I bolded the word referenced for a specific reason. It’s one of the most common complaints in the LMS industry: if you put content in an LMS for tracking (generally SCORM wrapped) you have effectively put it in a lock box that users must go to in order to access it.
In today’s business world there are many pieces of referenceware (assets the employees must reference and use on the job) that are inappropriately duplicated in an LMS system. Is there a job aid that is an important component to an employee’s training and perhaps tracked? Often. Is the LMS a good repository for this asset? Almost never.
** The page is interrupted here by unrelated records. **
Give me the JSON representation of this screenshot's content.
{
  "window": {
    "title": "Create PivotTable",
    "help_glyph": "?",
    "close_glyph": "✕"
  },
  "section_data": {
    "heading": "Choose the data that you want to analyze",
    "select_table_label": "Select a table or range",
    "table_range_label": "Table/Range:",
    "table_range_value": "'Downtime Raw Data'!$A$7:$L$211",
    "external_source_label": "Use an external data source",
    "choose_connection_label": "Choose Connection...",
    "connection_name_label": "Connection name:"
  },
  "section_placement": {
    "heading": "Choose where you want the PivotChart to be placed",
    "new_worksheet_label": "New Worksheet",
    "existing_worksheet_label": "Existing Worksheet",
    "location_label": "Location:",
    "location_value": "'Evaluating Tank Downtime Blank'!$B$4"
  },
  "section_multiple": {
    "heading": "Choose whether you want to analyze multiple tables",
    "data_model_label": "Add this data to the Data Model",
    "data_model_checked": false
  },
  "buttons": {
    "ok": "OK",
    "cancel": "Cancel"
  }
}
With Accord LMS it doesn’t matter where the asset lives. It can be a resource located elsewhere in the same portal, a file (including flash or audio) in the server directory, or any resource from any location on the cloud. Just wrap it up with some tracking options. Metadata such as keywords, descriptions and prerequisites can be added at your discretion.
In LMS- Enough Already
Jay Cross makes the best statement to summarize the LMS debate in an attempt to give it appropriate closure:
| “The LMS debate isn’t about whether or not we should have LMSs. Rather,
the issue is whether the LMS merits the fixation of the training
community. Managers of learning need to focus on all the other important
apps available to them.”|
I am encouraged. For too long we have been constrained by rigid LMS architectures that only allow a weak association or an expensive hard-tied connection with other tools in our learning suite. For too long we have put the LMS in center stage and subordinated other important elements, even if the LMS truly didn’t define an appropriate nucleus for the organization’s training strategy. Forward looking and flexible architectures such as Accord LMS allow us to coordinate and track a community of tools of our choice. Open source platforms, broad industry support and thriving eco-systems of third party plugin developers ensure that such products will continue to meet our clients’ ever-changing needs. David Glow has a decade of experience in the LMS and learning portal market. He is a LMS super-administrator serving several hundred courses to over 10,000 employees in highly regulated markets, and has previously survived four enterprise-level LMS implementations for corporate and educational markets as both a customer and vendor. David consults to organizations seeking learning solutions including LMS systems, Social Learning systems, and virtual learning environments based on Sharepoint.
Disclaimer: David has no reseller or endorsement arrangement with Accord LMS or any active clients on Accord LMS at the time this review was authored.